Did you know that the fashion industry is responsible for 20% of all industrial water pollution worldwide? Did you know that it produces 10% of all carbon emissions? Did you know that 85% of all textiles go to the dump each year? A change is needed.
Many fashion lovers are following a movement seeking to build a more ethical closet. One where brands are represented that pay associates living wages and provide good and humane working conditions. A closet of brands that are veering away from cheap clothing made quickly to keep up with the latest fashion trends, often churning out a new collection every week to keep up with consumer demand (i.e., fast fashion). A closet holding designs that respect the planet by causing little to no damage, and therefore sustaining the environment. As stated by Whitney Bauck (Green Dreamer Podcast #129), "Regardless of what your background is, we can all agree on some really basic things - no one should die to make a T-shirt, and we shouldn't be pouring toxins into our planet."
It can be very tempting to jump into the fast fashion vortex. Some of the designs are so cute, and well, trendy, and . . . cheap! There is a cost that comes with choosing responsible fashion: low impact natural and organic materials; eco-friendly dyes; an ethical supply chain; and purchasing local and in small batches. While curating for Into The Palms, I remind myself of the mission often - I see something that catches my eye and I want it, but more often than not, I end up passing it by. In curating for the boutique, I go deeper than what catches my eye. It takes a lot of time to find the products that I am willing to be an ambassador for. I look at the materials used; the brand's story and where it stands socially and ethically on its products; and the transparency of its manufacturing processes. I seek to provide opportunity for women and minority owned businesses. It takes more of an effort to choose brands that are ethical and that provide inclusiveness to the fashion industry.
A few things you can do immediately to build a more conscious closet:
(1) Examine the materials in the clothing you are choosing. Sustainable fashion utilizes biodegradable materials from natural or recycled fabrics - linen, bamboo, hemp, organic cotton, silk, leather, and cellulose fibers (synthetically made fibers originating from plant sources, including, viscose, rayon, wool, Tencel and lyocell). Natural fibers are biodegradable, unlike synthetic fibers that sit in landfills and leach chemicals into the earth.
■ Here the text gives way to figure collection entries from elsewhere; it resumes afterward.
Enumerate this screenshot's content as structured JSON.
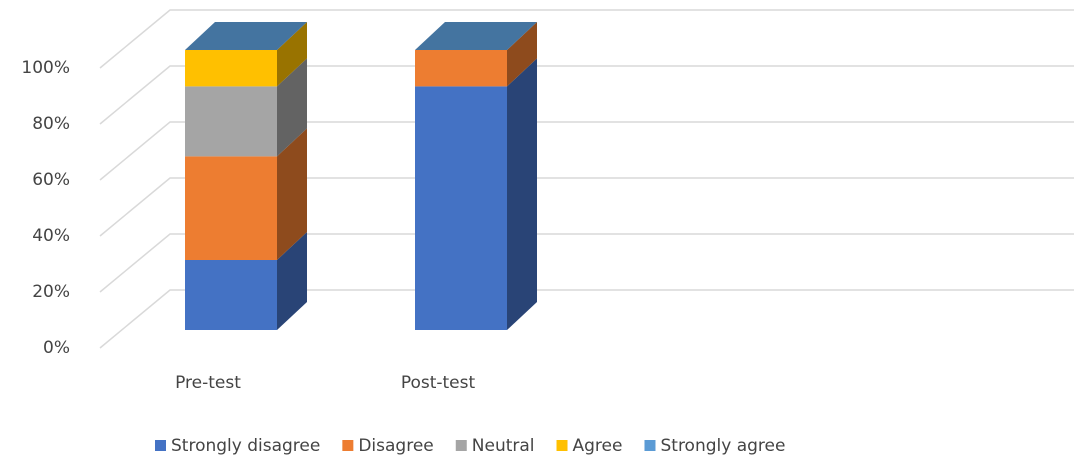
{
  "chart_data": {
    "type": "bar3d_stacked",
    "categories": [
      "Pre-test",
      "Post-test"
    ],
    "series": [
      {
        "name": "Strongly disagree",
        "color": "#4472c4",
        "values": [
          25,
          87
        ]
      },
      {
        "name": "Disagree",
        "color": "#ed7d31",
        "values": [
          37,
          13
        ]
      },
      {
        "name": "Neutral",
        "color": "#a5a5a5",
        "values": [
          25,
          0
        ]
      },
      {
        "name": "Agree",
        "color": "#ffc000",
        "values": [
          13,
          0
        ]
      },
      {
        "name": "Strongly agree",
        "color": "#5b9bd5",
        "values": [
          0,
          0
        ]
      }
    ],
    "ylim": [
      0,
      100
    ],
    "yticks": [
      {
        "value": 0,
        "label": "0%"
      },
      {
        "value": 20,
        "label": "20%"
      },
      {
        "value": 40,
        "label": "40%"
      },
      {
        "value": 60,
        "label": "60%"
      },
      {
        "value": 80,
        "label": "80%"
      },
      {
        "value": 100,
        "label": "100%"
      }
    ],
    "grid": true,
    "legend": "bottom"
  }
}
(2) Look for products made in the US rather than acquiring them from overseas. This will reduce the carbon footprint. Even better, find clothing made in small batches (often referred to as slow fashion) or made to order, which reduces waste from over production. One of my favorite curated designers - Jennafer Grace - handmakes the clothing in small batches. The materials are typically bamboo, rayon, chiffon or jersey (wool & cotton), and they are perfect.
(3) Finally, buy less. Prolong the life of your clothing by taking care of them. Buy quality pieces and transition them throughout the seasons. Find ways to mix the pieces up with other items in your closet. Then, wash them with care, mend them when needed and when you are done with them, donate them or upcycle.